Arbitre en panique et parents en colère.
Complètement désorienté, le directeur de jeu ne dirige plus grand-chose, ne sait pas quoi faire, incapable de tenir la partie, trop inexpérimenté pour arriver à faire tirer le penalty. La scène dure depuis plusieurs minutes quand l’attaquant qui a obtenu le penalty et plusieurs de ses coéquipiers s’approchent du jeune homme en noir et lui disent quelques mots. Après avoir écouté, l’arbitre, particulièrement soulagé d’après les témoins, annule sa décision. Le jeu reprend, les visiteurs finiront quand même par l’emporter.
Qu’a dit l’attaquant à l’arbitre et pourquoi ? Son entraîneur l’expliquera, lorsque l’histoire sera racontée par la presse, locale d’abord, puis nationale. « Notre attaquant m’a dit qu’il n’y avait pas faute, pas de penalty en notre faveur. Alors, j’ai dit aux garçons d’aider l’arbitre et au lieu de tirer le penalty, ils lui ont expliqué. Le mérite leur en revient. Point. »
Histoire sympathique et édifiante, mais il y en a eu beaucoup de similaires. Là où l’anecdote devient intéressante c’est lorsqu’on la rapproche d’une autre, survenue à la même équipe, quelque temps auparavant, lors d’un autre match joué à domicile cette fois. Pendant cette partie, un joueur se fait plus remarquer par ses erreurs que par son talent. Sur les gradins on se moque de lui, particulièrement le père d’un autre joueur du club qui pour l’instant est sur le banc des remplaçants.
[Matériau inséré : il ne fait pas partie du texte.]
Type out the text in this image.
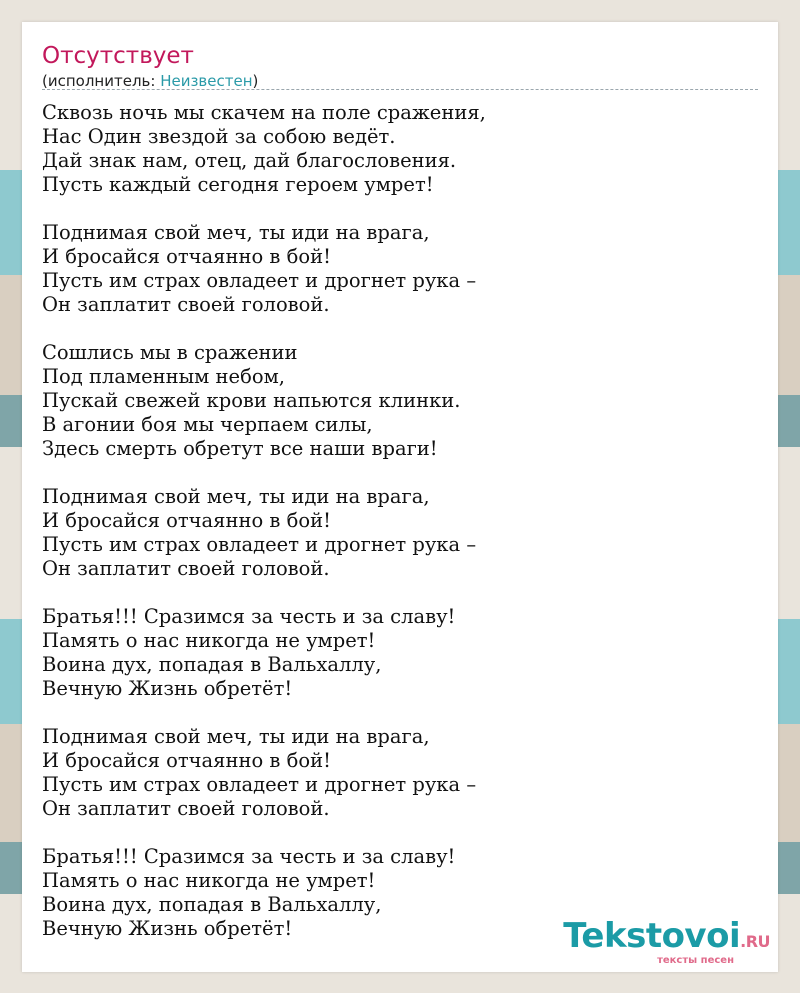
Отсутствует
(исполнитель: Неизвестен)
Сквозь ночь мы скачем на поле сражения,
Нас Один звездой за собою ведёт.
Дай знак нам, отец, дай благословения.
Пусть каждый сегодня героем умрет!
Поднимая свой меч, ты иди на врага,
И бросайся отчаянно в бой!
Пусть им страх овладеет и дрогнет рука –
Он заплатит своей головой.
Сошлись мы в сражении
Под пламенным небом,
Пускай свежей крови напьются клинки.
В агонии боя мы черпаем силы,
Здесь смерть обретут все наши враги!
Поднимая свой меч, ты иди на врага,
И бросайся отчаянно в бой!
Пусть им страх овладеет и дрогнет рука –
Он заплатит своей головой.
Братья!!! Сразимся за честь и за славу!
Память о нас никогда не умрет!
Воина дух, попадая в Вальхаллу,
Вечную Жизнь обретёт!
Поднимая свой меч, ты иди на врага,
И бросайся отчаянно в бой!
Пусть им страх овладеет и дрогнет рука –
Он заплатит своей головой.
Братья!!! Сразимся за честь и за славу!
Память о нас никогда не умрет!
Воина дух, попадая в Вальхаллу,
Вечную Жизнь обретёт!	Tekstovoi.RU
тексты песен
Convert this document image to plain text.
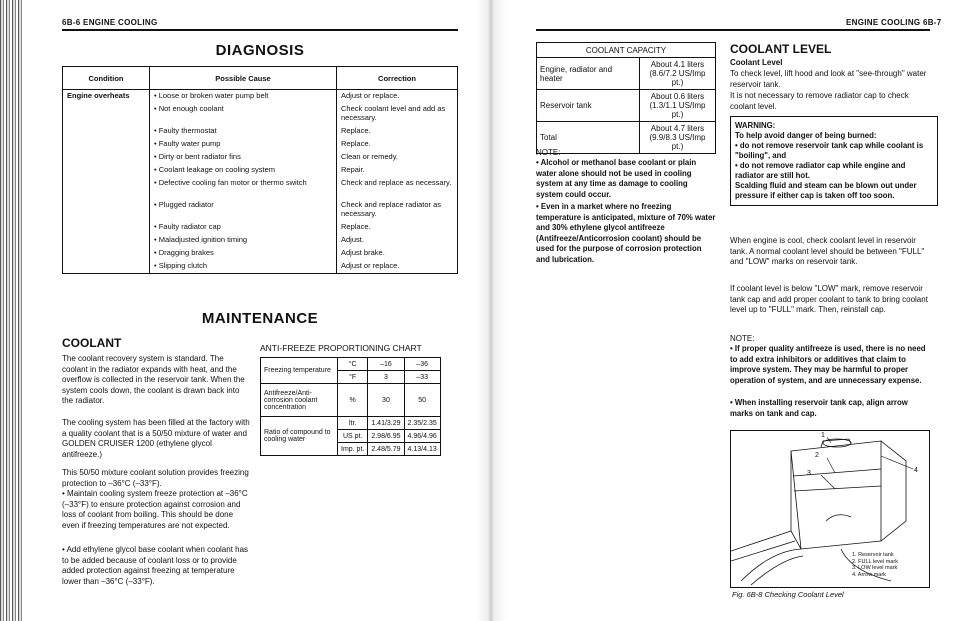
6B-6 ENGINE COOLING
DIAGNOSIS
Condition	Possible Cause	Correction
Engine overheats	• Loose or broken water pump belt	Adjust or replace.
	• Not enough coolant	Check coolant level and add as necessary.
	• Faulty thermostat	Replace.
	• Faulty water pump	Replace.
	• Dirty or bent radiator fins	Clean or remedy.
	• Coolant leakage on cooling system	Repair.
	• Defective cooling fan motor or thermo switch	Check and replace as necessary.
	• Plugged radiator	Check and replace radiator as necessary.
	• Faulty radiator cap	Replace.
	• Maladjusted ignition timing	Adjust.
	• Dragging brakes	Adjust brake.
	• Slipping clutch	Adjust or replace.
MAINTENANCE
COOLANT
The coolant recovery system is standard. The coolant in the radiator expands with heat, and the overflow is collected in the reservoir tank. When the system cools down, the coolant is drawn back into the radiator.
The cooling system has been filled at the factory with a quality coolant that is a 50/50 mixture of water and GOLDEN CRUISER 1200 (ethylene glycol antifreeze.)
This 50/50 mixture coolant solution provides freezing protection to –36°C (–33°F).
• Maintain cooling system freeze protection at –36°C (–33°F) to ensure protection against corrosion and loss of coolant from boiling. This should be done even if freezing temperatures are not expected.
• Add ethylene glycol base coolant when coolant has to be added because of coolant loss or to provide added protection against freezing at temperature lower than –36°C (–33°F).
ANTI-FREEZE PROPORTIONING CHART
Freezing temperature	°C	–16	–36
	°F	3	–33
Antifreeze/Anti-corrosion coolant concentration	%	30	50
Ratio of compound to cooling water	ltr.	1.41/3.29	2.35/2.35
	US pt.	2.98/6.95	4.96/4.96
	Imp. pt.	2.48/5.79	4.13/4.13
ENGINE COOLING 6B-7
COOLANT CAPACITY	
Engine, radiator and heater	About 4.1 liters
(8.6/7.2 US/Imp pt.)

Reservoir tank	About 0.6 liters
(1.3/1.1 US/Imp pt.)

Total	About 4.7 liters
(9.9/8.3 US/Imp pt.)
NOTE:
• Alcohol or methanol base coolant or plain water alone should not be used in cooling system at any time as damage to cooling system could occur.
• Even in a market where no freezing temperature is anticipated, mixture of 70% water and 30% ethylene glycol antifreeze (Antifreeze/Anticorrosion coolant) should be used for the purpose of corrosion protection and lubrication.
COOLANT LEVEL
Coolant Level
To check level, lift hood and look at "see-through" water reservoir tank.
It is not necessary to remove radiator cap to check coolant level.
WARNING:
To help avoid danger of being burned:
• do not remove reservoir tank cap while coolant is "boiling", and
• do not remove radiator cap while engine and radiator are still hot.
Scalding fluid and steam can be blown out under pressure if either cap is taken off too soon.
When engine is cool, check coolant level in reservoir tank. A normal coolant level should be between "FULL" and "LOW" marks on reservoir tank.
If coolant level is below "LOW" mark, remove reservoir tank cap and add proper coolant to tank to bring coolant level up to "FULL" mark. Then, reinstall cap.
NOTE:
• If proper quality antifreeze is used, there is no need to add extra inhibitors or additives that claim to improve system. They may be harmful to proper operation of system, and are unnecessary expense.
• When installing reservoir tank cap, align arrow marks on tank and cap.
1
2
3	4
1. Reservoir tank
2. FULL level mark
3. LOW level mark
4. Arrow mark
Fig. 6B-8 Checking Coolant Level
La suite coule de source, tout ceux qui jeunes ont joué ou qui ont seulement accompagné leur enfant ont assisté à des scènes similaires. Entre les deux pères le ton monte, il monte même tellement que du terrain les joueurs entendent, qu’ils essayent de voir ce qui se passe tout en jouant. Le « spectacle » est dans les tribunes plus que sur le terrain. C’en est au point que l’entraîneur demande à l’arbitre d’interrompre le match puis aux deux pères de famille de se calmer. Rien à faire, sur les gradins on s’engueule toujours et même de plus en plus. L’entraîneur qui se rappelle qu’il est aussi éducateur, rameute ses joueurs et les fait rentrer aux vestiaires. La direction de l’équipe le soutient, déclarant après le match : « C’était un acte éducatif et formateur. Si on n’essaye pas d’éduquer les parents, les enfants n’apprendront jamais. »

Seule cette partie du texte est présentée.